After you send him your address, the scammer will then send you xxx USDTERC20. And then wait for you to send the ‘real cryptocurrency.’ I put a big emphasis on the ‘real cryptocurrency’ – as the funds that the scammer sent you are just an ERC20 fake token and not USDT.
Yes, it looks like USDT – but it’s not. So how can you verify that?
Go on Coingecko, search for USDT, check its contract address, then copy it.
Go on Etherscan.io – search for your address and add the following at the end: ?a=*USDT contract address*.
This will show you all of the USDT transfers from that address, and you can check whether the cryptocurrency you received is legit.
But the best thing is to ignore these sellers. Even if it’s not a scam, he might just launder money for someone.
Don’t trust anyone that it’s selling crypto to another person and doesn’t want to use an exchange, especially since there are hundreds of DEX that anyone can use.

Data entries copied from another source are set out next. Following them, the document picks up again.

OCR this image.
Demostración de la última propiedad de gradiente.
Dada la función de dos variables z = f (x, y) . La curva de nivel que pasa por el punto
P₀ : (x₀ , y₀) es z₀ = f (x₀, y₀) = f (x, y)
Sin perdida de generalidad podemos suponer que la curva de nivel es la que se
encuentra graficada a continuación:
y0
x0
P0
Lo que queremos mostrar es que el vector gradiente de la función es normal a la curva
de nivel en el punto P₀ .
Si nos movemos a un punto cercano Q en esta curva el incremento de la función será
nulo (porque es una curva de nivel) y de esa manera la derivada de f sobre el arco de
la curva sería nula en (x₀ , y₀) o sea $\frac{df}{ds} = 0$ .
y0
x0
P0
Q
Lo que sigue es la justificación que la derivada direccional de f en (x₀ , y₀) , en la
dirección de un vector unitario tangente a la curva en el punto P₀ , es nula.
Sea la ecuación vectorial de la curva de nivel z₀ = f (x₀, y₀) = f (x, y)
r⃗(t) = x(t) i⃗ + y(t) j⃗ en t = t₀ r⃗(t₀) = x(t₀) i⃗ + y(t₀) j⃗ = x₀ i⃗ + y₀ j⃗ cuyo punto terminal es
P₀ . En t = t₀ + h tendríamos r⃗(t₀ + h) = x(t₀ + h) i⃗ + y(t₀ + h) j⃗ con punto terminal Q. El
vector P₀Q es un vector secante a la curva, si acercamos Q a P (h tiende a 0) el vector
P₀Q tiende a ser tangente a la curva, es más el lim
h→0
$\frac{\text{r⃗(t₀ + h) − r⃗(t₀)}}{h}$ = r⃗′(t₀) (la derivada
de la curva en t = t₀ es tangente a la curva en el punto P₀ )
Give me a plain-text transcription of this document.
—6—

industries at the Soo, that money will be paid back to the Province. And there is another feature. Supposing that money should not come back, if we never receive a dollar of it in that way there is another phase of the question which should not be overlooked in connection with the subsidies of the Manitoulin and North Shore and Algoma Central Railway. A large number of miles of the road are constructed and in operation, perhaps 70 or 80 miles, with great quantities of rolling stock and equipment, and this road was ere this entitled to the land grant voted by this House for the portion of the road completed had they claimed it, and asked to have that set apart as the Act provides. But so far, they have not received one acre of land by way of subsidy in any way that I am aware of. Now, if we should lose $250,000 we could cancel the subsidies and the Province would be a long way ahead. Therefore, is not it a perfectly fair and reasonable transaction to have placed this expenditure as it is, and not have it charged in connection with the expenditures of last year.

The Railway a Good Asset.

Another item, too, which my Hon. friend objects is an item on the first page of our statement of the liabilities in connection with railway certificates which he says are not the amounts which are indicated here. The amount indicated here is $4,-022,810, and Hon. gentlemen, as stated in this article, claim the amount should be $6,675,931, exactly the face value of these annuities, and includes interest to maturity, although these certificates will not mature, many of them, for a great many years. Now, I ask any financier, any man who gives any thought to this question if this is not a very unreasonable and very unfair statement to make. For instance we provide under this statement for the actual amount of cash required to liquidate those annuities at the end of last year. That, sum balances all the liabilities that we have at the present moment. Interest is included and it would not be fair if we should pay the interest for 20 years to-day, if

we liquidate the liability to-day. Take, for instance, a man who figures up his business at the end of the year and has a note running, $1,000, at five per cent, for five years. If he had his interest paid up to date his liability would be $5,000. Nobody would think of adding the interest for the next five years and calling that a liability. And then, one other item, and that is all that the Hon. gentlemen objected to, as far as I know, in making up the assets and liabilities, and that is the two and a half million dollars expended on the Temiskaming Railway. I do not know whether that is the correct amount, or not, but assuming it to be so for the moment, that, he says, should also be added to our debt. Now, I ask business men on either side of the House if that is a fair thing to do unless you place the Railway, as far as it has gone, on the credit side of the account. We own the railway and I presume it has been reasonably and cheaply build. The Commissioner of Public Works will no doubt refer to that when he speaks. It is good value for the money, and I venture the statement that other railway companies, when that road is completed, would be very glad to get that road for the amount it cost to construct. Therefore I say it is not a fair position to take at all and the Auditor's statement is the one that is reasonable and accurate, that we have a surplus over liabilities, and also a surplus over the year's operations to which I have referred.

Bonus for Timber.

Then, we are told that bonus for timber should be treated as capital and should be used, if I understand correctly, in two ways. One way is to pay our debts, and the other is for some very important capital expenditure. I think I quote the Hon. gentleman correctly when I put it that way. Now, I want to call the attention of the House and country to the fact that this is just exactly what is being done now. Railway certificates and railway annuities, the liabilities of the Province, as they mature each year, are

16. BONUS: The Insolvent Crypto Business
If you’re not new to crypto and have been paying attention to the space in 2022, then you’ve witnessed history with the fall of :
- 3 Arrows Capital
These businesses were considered by most to be ‘safe’ and ‘too big to fail.’ But crypto proved to us that in this industry, anything could happen.
Luna failed due to a big short planned on LUNA and their stablecoin UST.
3 Arrows capital failed due to overleveraging their positions and the inability to pay back the loans.
FTX was secretly insolvent and had a hole of 8 billion dollars.
And the rest of them were just collateral victims that had money locked in the above companies or had employed other unsustainable business practices.
Mainly, they didn’t respect the main rule of investing: Don’t put all of your eggs into a single basket.
It’s hard to detect an insolvent crypto company. In the bull market, everyone seems to be doing well. But in the bear market, you might see some companies struggling.
Alameda Research failed because of a well-made and documented article. Others? The price dropped, causing panic in the market.
In all these, the key term is the bear market.
Therefore, here is a list of some best practices you can do in a bear market to avoid any Bitcoin and cryptocurrency scams and to keep your portfolio safe:
- Try to exit as much as you can in FIAT & Stablecoins. As the market tanks, the best is to keep at least 70% of your portfolio in FIAT & Stablecoins.
- Keep the coins in a non-custodial wallet. The remaining 30% of your portfolio should be stored on a non-custodial wallet or more. This is to avoid any exchange, lending services, or similar types of businesses going bankrupt and bankrupting you.
- Have at least 1-2 CEX accounts that you can use at any time – A CEX account might be necessary from time to time – so it’s best if you have at least 2 accounts under your name on different CEXs.
- Don’t use platforms that pay out yield. Celsius, Hodlnaut, and BlockFi hopefully made the industry understand that you shouldn’t keep your funds in places that offer a yield. At least not in a bear market.
- Research at least a few hours about that platform before depositing your funds there. This made me avoid FTX, Celsius, Luna, and many others. Before depositing money on a platform, search for anything you can about it on the web, from the founders to the company address and financials. Good research can make the difference between profit and loss.
- Keep your private keys safe – It’s mandatory to keep your private keys safe. Those are your money, so make sure you have them stored safely without anyone knowing about them.